Alman ajanın anlattıkları şu;
Türkiye üzerinde oynanan oyunlar sadece siyasal değil aynı zamanda ekonomik anlamda da planlar dahilinde. Havacılığa vurulacak darbe demek ekonominin şah damarına vurulacak darbe demektir. Alman istihbarat ajanına göre Türk Hava Yolları’na Afrika veya Arap ülkelerinde sabotaj düzenlenecek.
THY uçaklarından biri kaza kırıma uğratılacak veya sabotaj düzenlenerek daha vahim görüntülerin ortaya çıkması sağlanacak.
Ajanın söylediğine göre Afrika veya Arap ülkelerinde sabotaj düzenlemek çok basit. Fakir Afrika ülkelerinde bir yer hizmeti çalışanına veya herhangi bir havalimanı çalışanına yaptırılacak bu sabotaj ile THY imaj kaybına uğratılacak. Türkiye’ye zarar verilecek.
Yapılacak sabotaj ile THY ile uçan özellikle yabancı yolcuların bilet iptalleri sağlanacak ve borsada THY hisseleri sıfırlanacak.
Bu korkunç iddiaları duyunca aklıma Mısır’ın Şarm El-Şeyh havalimanından kalkış yaptıktan sonra havada patlatılan Rus uçağı geldi.
THY’nin uçaklarına yönelik yapılacak sabotaj iddiası şimdiden ciddiye alınmalı. Güvenlik problemi olan Afrika ve Arap ülkelerinde uçulan noktalarda güvenlik hizmetini THY kendisi şekillendirmeli. Bagaj kontrolleri, yüklemeler maksimum hassasiyet ile yapılmalı.
Fakir Afrika ülkelerinde para odaklı insan satın alma çok basit diye düşünüyorum. Bu sebeple THY ve dolayısıyla ülkemize gelecek her türlü zarardan hepimiz etkileniriz.
Türk Hava Yolları eminim ki bu tip uyarılarla ilgili etkin güvenlik tedbiri alacaktır.

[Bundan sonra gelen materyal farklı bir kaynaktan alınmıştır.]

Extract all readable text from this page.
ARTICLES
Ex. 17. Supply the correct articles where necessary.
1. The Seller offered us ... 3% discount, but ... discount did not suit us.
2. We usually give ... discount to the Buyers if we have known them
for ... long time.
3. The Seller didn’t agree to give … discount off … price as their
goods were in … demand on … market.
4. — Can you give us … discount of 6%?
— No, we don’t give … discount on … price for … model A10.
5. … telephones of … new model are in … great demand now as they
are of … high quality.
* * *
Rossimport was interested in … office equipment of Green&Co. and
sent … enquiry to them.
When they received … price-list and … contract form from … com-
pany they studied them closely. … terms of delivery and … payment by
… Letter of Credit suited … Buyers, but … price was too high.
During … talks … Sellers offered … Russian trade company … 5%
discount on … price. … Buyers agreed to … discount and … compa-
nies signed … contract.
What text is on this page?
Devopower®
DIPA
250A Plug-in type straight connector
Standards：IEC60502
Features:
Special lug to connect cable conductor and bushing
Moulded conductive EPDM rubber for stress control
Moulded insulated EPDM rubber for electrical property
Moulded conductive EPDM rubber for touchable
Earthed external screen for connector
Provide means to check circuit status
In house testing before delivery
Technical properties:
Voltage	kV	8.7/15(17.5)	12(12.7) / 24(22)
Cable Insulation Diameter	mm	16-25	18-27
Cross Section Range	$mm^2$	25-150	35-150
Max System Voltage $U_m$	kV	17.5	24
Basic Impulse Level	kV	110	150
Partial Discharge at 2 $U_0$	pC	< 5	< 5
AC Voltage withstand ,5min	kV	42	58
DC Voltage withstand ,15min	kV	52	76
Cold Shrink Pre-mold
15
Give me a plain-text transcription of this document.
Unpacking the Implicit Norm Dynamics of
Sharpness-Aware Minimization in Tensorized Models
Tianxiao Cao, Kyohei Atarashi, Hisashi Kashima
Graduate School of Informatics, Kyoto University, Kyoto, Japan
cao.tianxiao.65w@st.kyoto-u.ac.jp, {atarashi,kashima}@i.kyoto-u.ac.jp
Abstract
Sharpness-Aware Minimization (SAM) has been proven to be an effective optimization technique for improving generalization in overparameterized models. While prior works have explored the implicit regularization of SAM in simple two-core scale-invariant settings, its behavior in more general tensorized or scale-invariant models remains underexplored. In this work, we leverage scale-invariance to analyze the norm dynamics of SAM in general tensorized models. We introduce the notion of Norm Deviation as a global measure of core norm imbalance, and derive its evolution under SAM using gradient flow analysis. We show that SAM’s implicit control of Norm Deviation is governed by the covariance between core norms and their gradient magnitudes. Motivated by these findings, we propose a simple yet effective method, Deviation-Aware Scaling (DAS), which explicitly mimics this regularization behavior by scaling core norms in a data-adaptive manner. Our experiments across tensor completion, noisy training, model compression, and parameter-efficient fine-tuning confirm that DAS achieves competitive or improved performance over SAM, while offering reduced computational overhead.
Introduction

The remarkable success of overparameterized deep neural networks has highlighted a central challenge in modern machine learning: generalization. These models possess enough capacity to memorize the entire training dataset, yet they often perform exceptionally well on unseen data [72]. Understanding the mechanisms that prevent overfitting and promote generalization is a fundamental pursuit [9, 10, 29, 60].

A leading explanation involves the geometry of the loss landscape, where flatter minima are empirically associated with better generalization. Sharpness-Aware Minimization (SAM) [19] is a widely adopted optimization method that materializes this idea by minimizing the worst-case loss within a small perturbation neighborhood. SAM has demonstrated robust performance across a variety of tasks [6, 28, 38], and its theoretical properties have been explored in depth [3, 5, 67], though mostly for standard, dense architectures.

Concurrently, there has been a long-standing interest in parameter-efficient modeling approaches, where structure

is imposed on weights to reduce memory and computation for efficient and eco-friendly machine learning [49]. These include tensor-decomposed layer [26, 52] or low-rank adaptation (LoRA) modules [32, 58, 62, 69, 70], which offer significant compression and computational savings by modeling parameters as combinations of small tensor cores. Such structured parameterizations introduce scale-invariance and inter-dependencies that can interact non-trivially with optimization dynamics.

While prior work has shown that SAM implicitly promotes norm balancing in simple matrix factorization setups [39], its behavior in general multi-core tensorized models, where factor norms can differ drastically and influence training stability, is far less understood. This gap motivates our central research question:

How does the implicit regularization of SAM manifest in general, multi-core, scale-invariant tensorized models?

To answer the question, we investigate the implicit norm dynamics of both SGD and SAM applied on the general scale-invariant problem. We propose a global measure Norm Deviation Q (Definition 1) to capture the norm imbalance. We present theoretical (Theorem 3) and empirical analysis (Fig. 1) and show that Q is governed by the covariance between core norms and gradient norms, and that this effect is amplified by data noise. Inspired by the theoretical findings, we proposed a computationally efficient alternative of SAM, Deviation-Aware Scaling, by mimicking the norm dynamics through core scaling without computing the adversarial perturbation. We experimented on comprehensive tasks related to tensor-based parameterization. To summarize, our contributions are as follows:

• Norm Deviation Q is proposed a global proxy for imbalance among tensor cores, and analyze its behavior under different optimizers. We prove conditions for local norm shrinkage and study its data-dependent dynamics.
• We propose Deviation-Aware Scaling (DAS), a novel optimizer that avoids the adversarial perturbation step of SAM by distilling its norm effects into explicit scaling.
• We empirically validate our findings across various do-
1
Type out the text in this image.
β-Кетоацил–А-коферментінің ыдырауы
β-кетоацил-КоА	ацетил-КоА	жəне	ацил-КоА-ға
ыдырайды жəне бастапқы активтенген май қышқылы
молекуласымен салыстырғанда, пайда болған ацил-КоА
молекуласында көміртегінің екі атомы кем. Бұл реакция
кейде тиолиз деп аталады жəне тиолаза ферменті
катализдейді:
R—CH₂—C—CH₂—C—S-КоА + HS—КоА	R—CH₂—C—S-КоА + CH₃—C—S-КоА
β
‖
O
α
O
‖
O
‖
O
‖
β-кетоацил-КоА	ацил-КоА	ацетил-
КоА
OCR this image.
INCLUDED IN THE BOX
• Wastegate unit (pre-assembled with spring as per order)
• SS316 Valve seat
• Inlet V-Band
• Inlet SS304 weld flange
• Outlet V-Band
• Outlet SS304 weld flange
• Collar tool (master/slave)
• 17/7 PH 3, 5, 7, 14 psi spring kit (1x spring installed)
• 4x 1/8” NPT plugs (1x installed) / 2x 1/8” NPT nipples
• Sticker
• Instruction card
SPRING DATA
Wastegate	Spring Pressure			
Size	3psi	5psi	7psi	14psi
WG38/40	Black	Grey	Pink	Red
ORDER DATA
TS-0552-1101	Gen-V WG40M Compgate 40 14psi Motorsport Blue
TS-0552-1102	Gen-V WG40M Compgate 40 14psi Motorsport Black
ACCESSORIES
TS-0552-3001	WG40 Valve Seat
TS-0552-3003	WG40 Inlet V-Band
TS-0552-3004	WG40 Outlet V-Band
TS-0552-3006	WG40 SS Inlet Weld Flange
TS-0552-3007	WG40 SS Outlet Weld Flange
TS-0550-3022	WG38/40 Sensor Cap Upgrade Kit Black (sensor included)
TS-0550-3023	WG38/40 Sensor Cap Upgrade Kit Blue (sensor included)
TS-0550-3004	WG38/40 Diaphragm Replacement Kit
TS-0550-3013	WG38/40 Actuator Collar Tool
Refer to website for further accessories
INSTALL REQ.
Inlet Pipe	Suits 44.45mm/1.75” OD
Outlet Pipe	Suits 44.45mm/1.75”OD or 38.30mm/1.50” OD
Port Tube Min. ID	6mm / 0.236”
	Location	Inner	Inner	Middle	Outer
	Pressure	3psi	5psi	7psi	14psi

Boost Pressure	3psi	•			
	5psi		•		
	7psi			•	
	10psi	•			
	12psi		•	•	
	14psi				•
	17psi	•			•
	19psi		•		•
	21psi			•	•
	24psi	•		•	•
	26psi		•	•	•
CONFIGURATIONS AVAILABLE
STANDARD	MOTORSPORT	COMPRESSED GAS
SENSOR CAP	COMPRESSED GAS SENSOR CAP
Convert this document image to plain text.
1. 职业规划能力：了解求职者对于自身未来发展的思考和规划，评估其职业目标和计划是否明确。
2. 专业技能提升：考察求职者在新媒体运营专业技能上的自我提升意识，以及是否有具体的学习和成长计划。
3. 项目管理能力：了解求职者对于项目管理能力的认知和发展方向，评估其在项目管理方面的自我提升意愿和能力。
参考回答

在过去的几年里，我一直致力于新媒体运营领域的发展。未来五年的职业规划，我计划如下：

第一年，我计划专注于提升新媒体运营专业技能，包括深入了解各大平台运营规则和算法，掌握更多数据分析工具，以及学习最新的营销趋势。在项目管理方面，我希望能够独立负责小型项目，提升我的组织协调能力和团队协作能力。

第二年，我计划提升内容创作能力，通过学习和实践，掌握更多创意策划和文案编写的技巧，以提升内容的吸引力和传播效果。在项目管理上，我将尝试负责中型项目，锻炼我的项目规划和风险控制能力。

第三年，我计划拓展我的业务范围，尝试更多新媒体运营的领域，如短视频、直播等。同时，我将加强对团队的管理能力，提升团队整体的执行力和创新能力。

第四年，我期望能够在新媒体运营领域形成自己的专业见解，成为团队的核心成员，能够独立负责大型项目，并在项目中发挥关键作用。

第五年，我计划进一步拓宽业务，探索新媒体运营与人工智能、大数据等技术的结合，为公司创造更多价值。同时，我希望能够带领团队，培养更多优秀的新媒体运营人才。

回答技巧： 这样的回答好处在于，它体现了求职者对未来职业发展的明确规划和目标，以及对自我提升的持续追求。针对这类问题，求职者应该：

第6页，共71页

Türkiye üzerinde hesap yapanların her türlü alçaklığı yapacağından şüphem yok. Boşuna denilmemiş “Türk’ün Türk’ten başka dostu yok” diye.
THY uçağında iki gözlem…
Geçen hafta Cuma günü Ankara’ya gittim. Saat 12.00 uçağı ile Ankara’ya gitmek üzere uçaktaki yerime oturdum ve yolcuların yerini almasını beklerken, THY yöneticisi olduğunu düşündüğüm bir kişinin, kabin memurlarından business yolcuların oturduğu yere geçmek için talepte bulunduğunu duydum. Kabin amiri izin vermedi ve diğer memur arkadaşlara şu sözü söylediğini duydum; “Genel Müdürümüz Bilal Ekşi’nin talimatı olmadan sınıf değişikliği yapılmayacak”. Hoşuma gitti. Hangi yönetici olursa olsun yönetimin haberi olmadan ya da elinde business bileti olmadan yer değişikliği olmayacak. Yani kim olduğunuz önemli değil, izin yoksa oturmanıza da müsaade yok.
Diğer bir gözlemim ise Mardin dönüşünde oldu.
Kokpitte pilot, kabinde kabin memurları. İnanılmaz nezaket ve inanılmaz bilgilendirme. Uçaklarda bazen asık suratlı memurlara rastlarsınız. Bir yudum su istemek için bile isteksiz davranırsınız. Ama Mardin uçağının kokpitinde Kaptan İskender Pamirtan, yardımcı kaptan Mustafa Murat Doğan, kabinde Purser Arzu Ece Çakır, kabin memurları Emre Araz, Melis Sıla Özlü ve Mihriban Pazar kocaman bir teşekkürü ve alkışı hak ettiler.
Benim böyle güzellemelerim olmaz. Lakin bu iki hareketi yazmamam onlara haksızlık olurdu.